Generates and returns raw concordance data.

Regular expressions supplied are evaluated over the appropriate part of each line of the concordance. For the purposes of evaluating the regexps, the lists of (word, POS tag) tuples are flattened into a space-separated list of word/POS tokens (ie the word followed by '/' followed by the POS tag). A regexp like '^must/.*' matches the word 'must' with any POS tag, while one like '.*/nn$' matches any word with a POS tag of 'nn'. All regexps are evaluated over lowercase versions of the text.

Parameters:
  • leftRegexp (string) - Regular expression applied to the left context to filter output. Defaults to None.
  • middleRegexp (string) - Regular expression applied to target word to filter output. Defaults to ".*" (ie everything).
  • rightRegexp (string) - Regular expression applied to the right context to filter output. Defaults to None.
  • leftContextLength (number) - Length of left context. Defaults to 3.
  • rightContextLength (number) - Length of right context. Defaults to 3.
  • contextInSentences (number) - Determines whether the context lengths arguments are in words or sentences. If false, the context lengths are in words - a rightContextLength argument of 2 results in two words of right context. If true, a rightContextLength argument of 2 results in a right context consisting of the portion of the target word's sentence to the right of the target, plus the two sentences to the right of that sentence. Defaults to False.
  • sort (integer) - Should be set to one the provided SORT constants. If SORT_WORD, the output is sorted on the target word. If SORT_POS, the output is sorted on the target word's POS tag. If SORT_NUM, the output is sorted by sentence number. If SORT_RIGHT_CONTEXT, the output is sorted on the first word of the right context. Defaults to SORT_WORD.
  • verbose (boolean) - Displays some extra status information. Defaults to False.
Returns: list
Raw concordance ouput. Returned as a list of ([left context], target word, [right context], target word sentence number) tuples.

format(self, source, contextChars=55, maxKeyLength=0, showWord=True, showPOS=True, flipWordAndPOS=True, verbose=True)

source code 

Formats raw concordance output produced by raw().

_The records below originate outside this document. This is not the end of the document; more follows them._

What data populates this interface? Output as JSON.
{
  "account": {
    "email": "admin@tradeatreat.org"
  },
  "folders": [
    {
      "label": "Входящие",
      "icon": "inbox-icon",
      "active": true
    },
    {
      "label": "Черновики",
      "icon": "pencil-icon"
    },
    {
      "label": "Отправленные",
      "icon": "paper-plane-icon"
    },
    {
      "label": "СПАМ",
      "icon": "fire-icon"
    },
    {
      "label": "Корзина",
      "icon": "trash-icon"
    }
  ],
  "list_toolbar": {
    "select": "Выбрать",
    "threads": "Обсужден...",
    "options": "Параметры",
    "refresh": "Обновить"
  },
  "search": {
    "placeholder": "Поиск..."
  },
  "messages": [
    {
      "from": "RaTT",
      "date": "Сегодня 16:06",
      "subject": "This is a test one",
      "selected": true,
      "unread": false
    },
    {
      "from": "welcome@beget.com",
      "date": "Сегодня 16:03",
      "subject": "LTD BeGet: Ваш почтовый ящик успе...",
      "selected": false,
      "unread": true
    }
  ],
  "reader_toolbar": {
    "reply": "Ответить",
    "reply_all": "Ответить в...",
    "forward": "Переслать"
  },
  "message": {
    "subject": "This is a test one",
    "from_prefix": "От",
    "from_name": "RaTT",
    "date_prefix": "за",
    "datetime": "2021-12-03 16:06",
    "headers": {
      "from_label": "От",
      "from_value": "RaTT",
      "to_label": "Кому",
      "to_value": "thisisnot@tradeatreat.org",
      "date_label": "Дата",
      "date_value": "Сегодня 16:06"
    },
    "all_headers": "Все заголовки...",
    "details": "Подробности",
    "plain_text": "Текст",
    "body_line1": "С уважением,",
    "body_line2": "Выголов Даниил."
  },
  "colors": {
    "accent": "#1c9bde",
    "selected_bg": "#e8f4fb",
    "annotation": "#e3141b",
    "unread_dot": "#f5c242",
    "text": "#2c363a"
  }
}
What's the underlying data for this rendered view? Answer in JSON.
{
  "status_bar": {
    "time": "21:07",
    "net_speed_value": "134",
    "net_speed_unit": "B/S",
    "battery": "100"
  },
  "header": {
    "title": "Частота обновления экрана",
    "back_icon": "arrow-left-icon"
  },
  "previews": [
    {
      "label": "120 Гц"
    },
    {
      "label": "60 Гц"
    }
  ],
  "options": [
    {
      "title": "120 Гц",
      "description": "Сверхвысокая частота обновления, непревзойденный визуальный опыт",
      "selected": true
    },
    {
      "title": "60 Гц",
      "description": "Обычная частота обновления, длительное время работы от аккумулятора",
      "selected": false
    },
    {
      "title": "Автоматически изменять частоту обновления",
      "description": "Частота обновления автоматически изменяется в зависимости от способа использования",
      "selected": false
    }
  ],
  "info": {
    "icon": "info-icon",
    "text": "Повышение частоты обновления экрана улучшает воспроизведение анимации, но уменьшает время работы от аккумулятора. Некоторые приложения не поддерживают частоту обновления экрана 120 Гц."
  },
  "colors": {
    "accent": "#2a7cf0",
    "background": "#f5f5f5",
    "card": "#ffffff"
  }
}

Displays a concordance in keyword-in-context style format.

Parameters:
  • source (list) - Raw concordance output to format. Expects a list of ([left context], target word, [right context], target word sentence number) tuples. @type contextChars number
  • contextChars - Amount of context to show. If set to less than 0, does not limit amount of context shown (may look ugly). Defaults to 55.
  • maxKeyLength (number) - Max number of characters to show for the target word. If 0 or less, this value is calculated so as to fully show all target words. Defaults to 0.
  • showWord (boolean) - Whether to show words. Defaults to True.
  • showPOS (boolean) - Whether to show POS tags. Defaults to True.
  • flipWordAndPOS (boolean) - If true, displays POS tags first instead of words (ie prints 'cc/and' instead of 'and/cc'). Defaults to False.
  • verbose (boolean) - Displays some extra status information. Defaults to False.